In vitro activity of cefiderocol, cefepime/enmetazobactam, cefepime/zidebactam, eravacycline, omadacycline, and other comparative agents against carbapenem-non-susceptible Pseudomonas aeruginosa and Acinetobacter baumannii isolates associated from bloodstream infection in Taiwan between 2018-2020
Copyright © 2021. Published by Elsevier B.V..
BACKGROUND/PURPOSE: This study aimed to investigate the in vitro susceptibilities of carbapenem-non-susceptible Pseudomonas aeruginosa (CNSPA) and Acinetobacter baumannii (CNSAB) isolates to cefiderocol, novel β-lactamase inhibitor (BLI) combinations, new tetracycline analogues, and other comparative antibiotics.

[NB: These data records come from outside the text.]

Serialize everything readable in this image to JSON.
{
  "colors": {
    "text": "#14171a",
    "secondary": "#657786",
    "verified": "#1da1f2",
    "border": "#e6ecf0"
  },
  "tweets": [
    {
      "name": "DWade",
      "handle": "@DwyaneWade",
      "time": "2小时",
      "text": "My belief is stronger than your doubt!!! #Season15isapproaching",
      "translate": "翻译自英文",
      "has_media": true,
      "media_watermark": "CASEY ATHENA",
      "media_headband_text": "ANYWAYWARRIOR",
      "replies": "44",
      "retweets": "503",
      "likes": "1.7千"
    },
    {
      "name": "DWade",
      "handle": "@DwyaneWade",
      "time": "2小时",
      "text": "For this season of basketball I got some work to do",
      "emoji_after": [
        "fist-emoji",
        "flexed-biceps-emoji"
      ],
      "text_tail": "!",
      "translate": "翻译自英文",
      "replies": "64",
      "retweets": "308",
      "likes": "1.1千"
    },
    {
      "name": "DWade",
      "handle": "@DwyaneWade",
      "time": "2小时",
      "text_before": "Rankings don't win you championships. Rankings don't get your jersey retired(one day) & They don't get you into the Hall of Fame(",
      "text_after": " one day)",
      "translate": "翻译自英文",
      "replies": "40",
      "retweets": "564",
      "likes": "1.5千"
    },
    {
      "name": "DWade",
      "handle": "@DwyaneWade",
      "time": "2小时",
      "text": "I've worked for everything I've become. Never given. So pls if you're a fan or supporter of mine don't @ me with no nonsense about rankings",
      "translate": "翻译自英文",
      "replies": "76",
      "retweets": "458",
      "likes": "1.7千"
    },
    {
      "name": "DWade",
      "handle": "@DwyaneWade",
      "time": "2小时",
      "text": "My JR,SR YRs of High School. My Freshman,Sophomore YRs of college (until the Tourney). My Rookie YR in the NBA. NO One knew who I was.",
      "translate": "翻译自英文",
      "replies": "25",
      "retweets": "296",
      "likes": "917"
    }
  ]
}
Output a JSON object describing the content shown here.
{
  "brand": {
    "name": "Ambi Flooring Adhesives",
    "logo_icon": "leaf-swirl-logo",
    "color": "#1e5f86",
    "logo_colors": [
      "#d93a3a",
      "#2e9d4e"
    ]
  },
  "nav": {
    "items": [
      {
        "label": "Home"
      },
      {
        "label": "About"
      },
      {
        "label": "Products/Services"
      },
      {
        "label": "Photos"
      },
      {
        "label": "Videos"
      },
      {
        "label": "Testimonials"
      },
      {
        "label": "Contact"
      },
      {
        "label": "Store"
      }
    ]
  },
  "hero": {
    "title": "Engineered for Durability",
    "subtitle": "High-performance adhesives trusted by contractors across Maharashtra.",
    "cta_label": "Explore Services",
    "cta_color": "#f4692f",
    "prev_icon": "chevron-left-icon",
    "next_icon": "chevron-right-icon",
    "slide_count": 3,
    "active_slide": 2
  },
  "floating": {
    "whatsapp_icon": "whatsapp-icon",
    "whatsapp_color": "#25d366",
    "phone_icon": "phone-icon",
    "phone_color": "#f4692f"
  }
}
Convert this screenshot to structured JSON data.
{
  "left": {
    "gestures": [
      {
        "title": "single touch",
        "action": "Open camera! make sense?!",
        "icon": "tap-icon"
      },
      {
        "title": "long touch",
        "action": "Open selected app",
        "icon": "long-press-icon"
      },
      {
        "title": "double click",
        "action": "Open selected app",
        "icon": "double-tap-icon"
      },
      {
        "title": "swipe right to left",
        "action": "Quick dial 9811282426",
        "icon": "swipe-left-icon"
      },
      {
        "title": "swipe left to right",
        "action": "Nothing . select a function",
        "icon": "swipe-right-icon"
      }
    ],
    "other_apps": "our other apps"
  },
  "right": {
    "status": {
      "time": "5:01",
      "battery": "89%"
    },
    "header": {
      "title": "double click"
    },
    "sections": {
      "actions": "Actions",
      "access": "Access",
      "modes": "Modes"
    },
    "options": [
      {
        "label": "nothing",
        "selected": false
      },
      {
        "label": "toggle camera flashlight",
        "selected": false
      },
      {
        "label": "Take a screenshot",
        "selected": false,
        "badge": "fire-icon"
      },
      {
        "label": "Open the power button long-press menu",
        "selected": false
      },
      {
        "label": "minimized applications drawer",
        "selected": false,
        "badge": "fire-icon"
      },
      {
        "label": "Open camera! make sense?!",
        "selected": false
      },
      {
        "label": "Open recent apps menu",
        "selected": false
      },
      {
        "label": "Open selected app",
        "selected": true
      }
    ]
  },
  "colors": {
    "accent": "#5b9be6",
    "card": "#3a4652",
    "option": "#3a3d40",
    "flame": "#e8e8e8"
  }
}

METHODS: In total, 405 non-duplicate bacteremic CNSPA (n = 150) and CNSAB (n = 255) isolates were collected from 16 hospitals in Taiwan between 2018 and 2020. Minimum inhibitory concentrations (MICs) were determined using the broth microdilution method, and susceptibilities were interpreted according to the relevant guidelines or in accordance with results of previous studies and non-species-related pharmacokinetic/pharmacodynamic data.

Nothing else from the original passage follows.